When valuing an annex it will often be appropriate to assume that the highest bid would come from that person who would be in a position to occupy it legally (ie. the owner of the main house).
It does not appear unreasonable to assume that the amount which the owner of the house would be required to pay would be somewhere between the ''restricted value'' and ''unrestricted value''. Given the small size of many annexes and their limited appeal to the open market a lower band may often be appropriate. A low band may not be appropriate in cases where, the ‘annexe’ may be substantial in area, attractive in design and quality and/or situated in a high value locality.
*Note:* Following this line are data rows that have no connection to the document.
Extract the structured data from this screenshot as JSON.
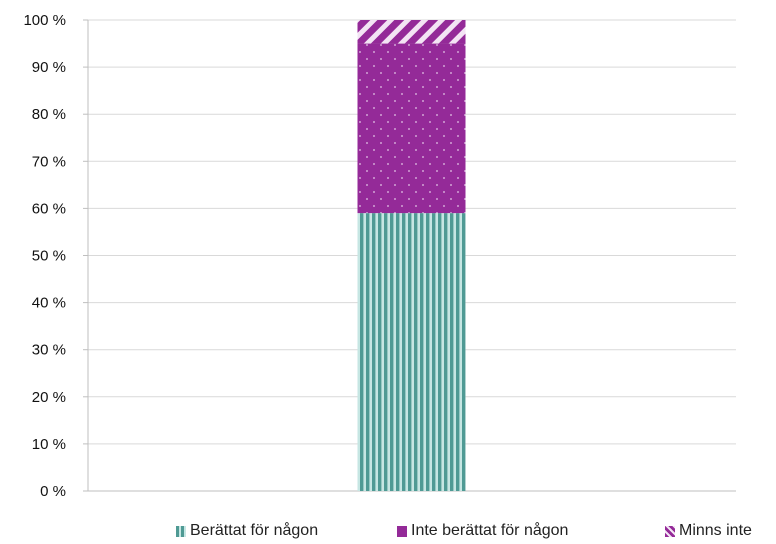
{
  "chart_data": {
    "type": "bar",
    "stacked": true,
    "categories": [
      ""
    ],
    "series": [
      {
        "name": "Berättat för någon",
        "values": [
          59
        ],
        "color": "#4f9a94",
        "pattern": "vertical-stripes"
      },
      {
        "name": "Inte berättat för någon",
        "values": [
          36
        ],
        "color": "#942a98",
        "pattern": "dots"
      },
      {
        "name": "Minns inte",
        "values": [
          5
        ],
        "color": "#942a98",
        "pattern": "diagonal-stripes"
      }
    ],
    "y_ticks": [
      "0 %",
      "10 %",
      "20 %",
      "30 %",
      "40 %",
      "50 %",
      "60 %",
      "70 %",
      "80 %",
      "90 %",
      "100 %"
    ],
    "ylim": [
      0,
      100
    ],
    "grid": true,
    "legend_position": "bottom",
    "title": "",
    "xlabel": "",
    "ylabel": ""
  }
}
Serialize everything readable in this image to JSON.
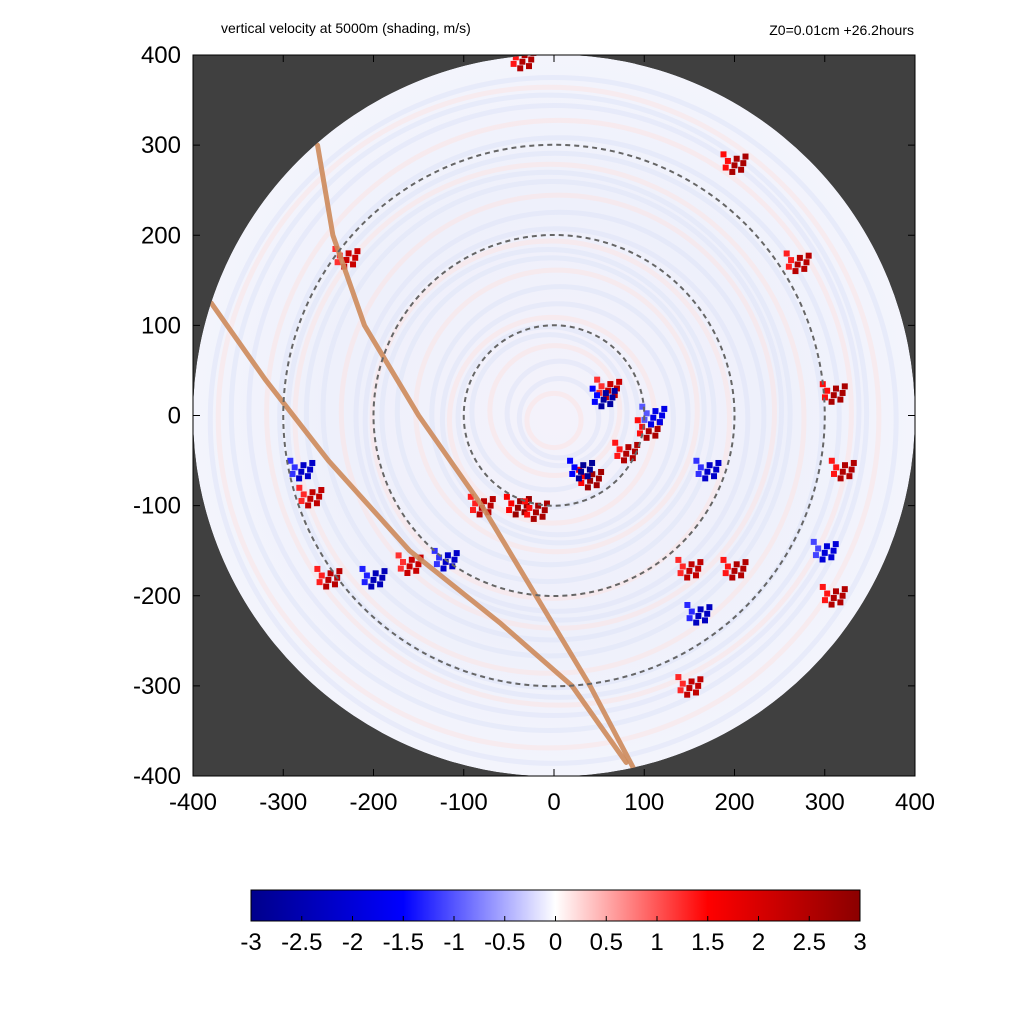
{
  "title": "vertical velocity at 5000m (shading, m/s)",
  "subtitle": "Z0=0.01cm  +26.2hours",
  "chart_data": {
    "type": "heatmap",
    "title": "vertical velocity at 5000m (shading, m/s)",
    "subtitle": "Z0=0.01cm  +26.2hours",
    "xlim": [
      -400,
      400
    ],
    "ylim": [
      -400,
      400
    ],
    "x_ticks": [
      -400,
      -300,
      -200,
      -100,
      0,
      100,
      200,
      300,
      400
    ],
    "y_ticks": [
      -400,
      -300,
      -200,
      -100,
      0,
      100,
      200,
      300,
      400
    ],
    "x_tick_labels": [
      "-400",
      "-300",
      "-200",
      "-100",
      "0",
      "100",
      "200",
      "300",
      "400"
    ],
    "y_tick_labels": [
      "400",
      "300",
      "200",
      "100",
      "0",
      "-100",
      "-200",
      "-300",
      "-400"
    ],
    "domain_radius": 400,
    "range_rings": [
      100,
      200,
      300
    ],
    "colorbar": {
      "min": -3,
      "max": 3,
      "ticks": [
        -3,
        -2.5,
        -2,
        -1.5,
        -1,
        -0.5,
        0,
        0.5,
        1,
        1.5,
        2,
        2.5,
        3
      ],
      "tick_labels": [
        "-3",
        "-2.5",
        "-2",
        "-1.5",
        "-1",
        "-0.5",
        "0",
        "0.5",
        "1",
        "1.5",
        "2",
        "2.5",
        "3"
      ],
      "colors": [
        "#00008b",
        "#0000ff",
        "#ffffff",
        "#ff0000",
        "#8b0000"
      ]
    },
    "tracks": [
      {
        "points": [
          [
            -262,
            300
          ],
          [
            -245,
            200
          ],
          [
            -210,
            100
          ],
          [
            -150,
            0
          ],
          [
            -80,
            -100
          ],
          [
            -20,
            -200
          ],
          [
            40,
            -300
          ],
          [
            90,
            -395
          ]
        ]
      },
      {
        "points": [
          [
            -380,
            125
          ],
          [
            -320,
            40
          ],
          [
            -250,
            -50
          ],
          [
            -160,
            -150
          ],
          [
            -60,
            -230
          ],
          [
            20,
            -300
          ],
          [
            80,
            -385
          ]
        ]
      }
    ],
    "updraft_clusters": [
      {
        "x": -40,
        "y": -100,
        "value": 2.8
      },
      {
        "x": 40,
        "y": -70,
        "value": 2.7
      },
      {
        "x": 80,
        "y": -40,
        "value": 2.5
      },
      {
        "x": 105,
        "y": -15,
        "value": 2.6
      },
      {
        "x": 60,
        "y": 30,
        "value": 2.2
      },
      {
        "x": -80,
        "y": -100,
        "value": 2.4
      },
      {
        "x": -20,
        "y": -105,
        "value": 2.6
      },
      {
        "x": -270,
        "y": -90,
        "value": 2.3
      },
      {
        "x": -250,
        "y": -180,
        "value": 2.4
      },
      {
        "x": -160,
        "y": -165,
        "value": 2.2
      },
      {
        "x": 200,
        "y": -170,
        "value": 2.5
      },
      {
        "x": 150,
        "y": -170,
        "value": 2.3
      },
      {
        "x": 310,
        "y": 25,
        "value": 2.6
      },
      {
        "x": 320,
        "y": -60,
        "value": 2.5
      },
      {
        "x": 270,
        "y": 170,
        "value": 2.4
      },
      {
        "x": 200,
        "y": 280,
        "value": 2.6
      },
      {
        "x": -35,
        "y": 395,
        "value": 2.5
      },
      {
        "x": 310,
        "y": -200,
        "value": 2.5
      },
      {
        "x": 150,
        "y": -300,
        "value": 2.3
      },
      {
        "x": -230,
        "y": 175,
        "value": 2.2
      }
    ],
    "downdraft_clusters": [
      {
        "x": 55,
        "y": 20,
        "value": -2.7
      },
      {
        "x": 30,
        "y": -60,
        "value": -2.8
      },
      {
        "x": -280,
        "y": -60,
        "value": -2.2
      },
      {
        "x": -200,
        "y": -180,
        "value": -2.4
      },
      {
        "x": 170,
        "y": -60,
        "value": -2.2
      },
      {
        "x": 160,
        "y": -220,
        "value": -2.3
      },
      {
        "x": 300,
        "y": -150,
        "value": -2.0
      },
      {
        "x": 110,
        "y": 0,
        "value": -1.8
      },
      {
        "x": -120,
        "y": -160,
        "value": -2.2
      }
    ]
  }
}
As indicated at section 8 above the value of any dwelling which has arisen through disaggregation of a non-composite dwelling (hereditament) must have regard to how the remainder of the original dwelling was actually occupied as at AVD. Whilst in the case of a house and granny annex this might lead one to conclude that only those persons actually in occupation of the house at the AVD would have been interested in purchasing the house (ie. because they were familiar with the occupant of the annex) it is important to note that any purchaser would have obtained the benefit of being able to bid for the annex and take legal occupation of it at some time in the future.
Accordingly in cases where there would have been a large difference between the ''market'' value of the adjoining annex and its value to the owner of the house (ie. due to enforcement procedures being rigorously applied) the value of the house at the AVD could well be ''underpinned'', helping offset any ''nuisance'' associated with the occupation of the annex.
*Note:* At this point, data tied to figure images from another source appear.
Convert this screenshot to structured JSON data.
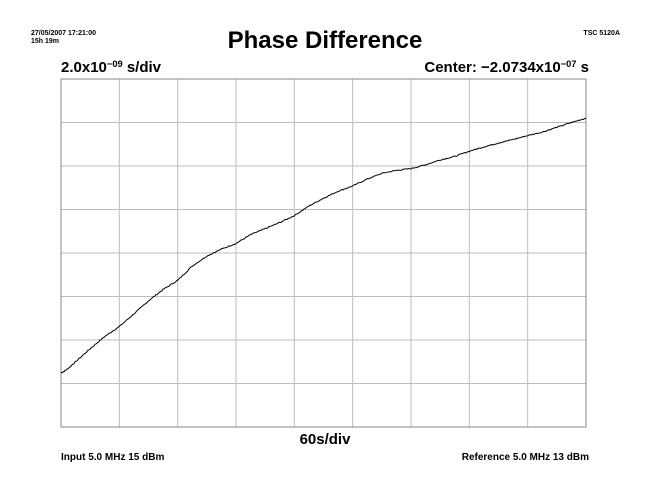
{
  "header": {
    "timestamp": "27/05/2007 17:21:00",
    "duration": "15h 19m",
    "model": "TSC 5120A"
  },
  "chart_data": {
    "type": "line",
    "title": "Phase Difference",
    "y_scale": {
      "mantissa": "2.0x10",
      "exponent": "−09",
      "unit": "s/div"
    },
    "center": {
      "prefix": "Center: −2.0734x10",
      "exponent": "−07",
      "unit": "s"
    },
    "x_scale": "60s/div",
    "x_divisions": 9,
    "y_divisions": 8,
    "xlim": [
      0,
      9
    ],
    "ylim": [
      -4,
      4
    ],
    "grid": true,
    "series": [
      {
        "x": [
          0,
          0.1,
          0.25,
          0.5,
          0.75,
          1.0,
          1.25,
          1.5,
          1.75,
          2.0,
          2.25,
          2.5,
          2.75,
          3.0,
          3.25,
          3.5,
          3.75,
          4.0,
          4.25,
          4.5,
          4.75,
          5.0,
          5.25,
          5.5,
          5.75,
          6.0,
          6.25,
          6.5,
          6.75,
          7.0,
          7.25,
          7.5,
          7.75,
          8.0,
          8.25,
          8.5,
          8.75,
          9.0
        ],
        "y": [
          -2.76,
          -2.68,
          -2.5,
          -2.2,
          -1.92,
          -1.69,
          -1.4,
          -1.1,
          -0.84,
          -0.63,
          -0.3,
          -0.07,
          0.09,
          0.22,
          0.42,
          0.56,
          0.7,
          0.86,
          1.08,
          1.26,
          1.42,
          1.54,
          1.7,
          1.83,
          1.9,
          1.94,
          2.03,
          2.14,
          2.22,
          2.34,
          2.44,
          2.53,
          2.61,
          2.7,
          2.78,
          2.89,
          3.0,
          3.1
        ]
      }
    ]
  },
  "footer": {
    "input": "Input 5.0 MHz 15 dBm",
    "reference": "Reference 5.0 MHz 13 dBm"
  }
}
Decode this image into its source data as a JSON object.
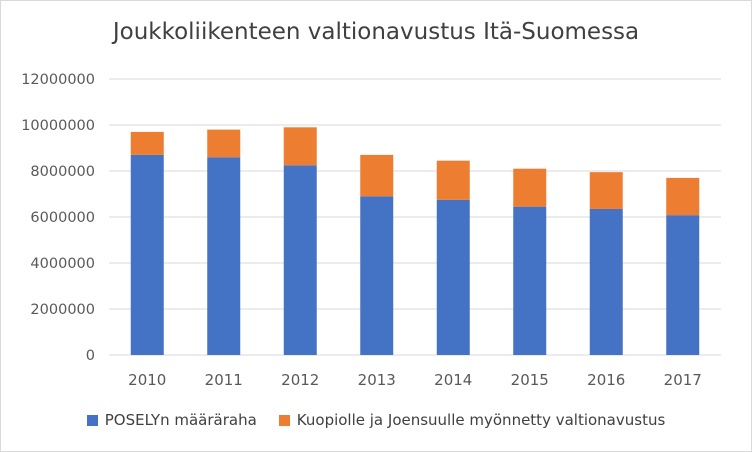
{
  "chart_data": {
    "type": "bar",
    "stacked": true,
    "title": "Joukkoliikenteen valtionavustus Itä-Suomessa",
    "xlabel": "",
    "ylabel": "",
    "categories": [
      "2010",
      "2011",
      "2012",
      "2013",
      "2014",
      "2015",
      "2016",
      "2017"
    ],
    "series": [
      {
        "name": "POSELYn määräraha",
        "color": "#4472c4",
        "values": [
          8700000,
          8600000,
          8250000,
          6900000,
          6750000,
          6450000,
          6350000,
          6080000
        ]
      },
      {
        "name": "Kuopiolle ja Joensuulle myönnetty valtionavustus",
        "color": "#ed7d31",
        "values": [
          1000000,
          1200000,
          1650000,
          1800000,
          1700000,
          1650000,
          1600000,
          1620000
        ]
      }
    ],
    "ylim": [
      0,
      12000000
    ],
    "yticks": [
      "0",
      "2000000",
      "4000000",
      "6000000",
      "8000000",
      "10000000",
      "12000000"
    ],
    "grid": true,
    "legend_position": "bottom"
  }
}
A problem which can arise in practice is where an annex has been separately banded under the disaggregation provisions because a single property contains more than one self contained unit of accommodation, and the annex was occupied by an adult member of the family such as an elderly mother or father, who subsequently vacates to go into a nursing home, or is deceased. The family then reoccupies the annex as part of the main family home or the whole property is sold to a new taxpayer who does not wish to occupy the annex separately. Relief under 1997 SI 656 is withdrawn so that the taxpayer of the main dwelling seeks an alteration of the valuation list to delete the separately banded annex.
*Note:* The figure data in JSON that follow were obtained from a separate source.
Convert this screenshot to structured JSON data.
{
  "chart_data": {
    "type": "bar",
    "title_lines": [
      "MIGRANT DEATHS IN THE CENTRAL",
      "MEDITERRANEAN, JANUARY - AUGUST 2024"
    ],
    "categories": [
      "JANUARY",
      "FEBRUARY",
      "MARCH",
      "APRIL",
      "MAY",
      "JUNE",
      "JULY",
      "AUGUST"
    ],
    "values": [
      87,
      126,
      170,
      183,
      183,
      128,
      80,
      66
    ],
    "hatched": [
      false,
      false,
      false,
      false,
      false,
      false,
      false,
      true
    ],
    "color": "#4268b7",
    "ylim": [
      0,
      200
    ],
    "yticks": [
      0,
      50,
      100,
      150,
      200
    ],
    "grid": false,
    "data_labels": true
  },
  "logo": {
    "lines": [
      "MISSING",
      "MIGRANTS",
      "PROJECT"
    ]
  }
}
Because the annex is still capable of forming a self contained unit of accommodation it must still be separately banded, until such time as structural alterations are made to the property so that the annex is no longer self contained. This often causes difficulty; each case will depend on its own facts, and the degree of physical alteration/adaptation in question. It is likely that the removal of kitchen and bathroom fittings alone will not suffice without taking out the electrical/gas/water service pipes, since it would otherwise be a simple matter to reconnect.
Parliament intended that once part of a building has been adapted for use as separate living accommodation it should remain separately banded for Council Tax purposes if it remains self contained.
The effective date for disaggregation will be the date of the list alteration (not the date of the Notice of Alteration) by virtue of Regulation 14(7) of The Council Tax (Alteration of Lists and Appeals) Regulations 1993 SI No 290 as amended, where the alteration is to correct an inaccuracy in the list which arose in the course of making a previous list alteration. For new hereditaments the effective date is governed by regulation 14(1), and will be the day on which the circumstances giving rise to the list alteration occurred.
It is therefore very important when correcting a previous list alteration to distinguish whether a property should be banded as a separate dwelling because it comprises a separate hereditament (effective date will be the date of the compiled list or the date when the new hereditament came into existence if later) or because the disaggregation provisions of 1992 SI No 549 have been applied.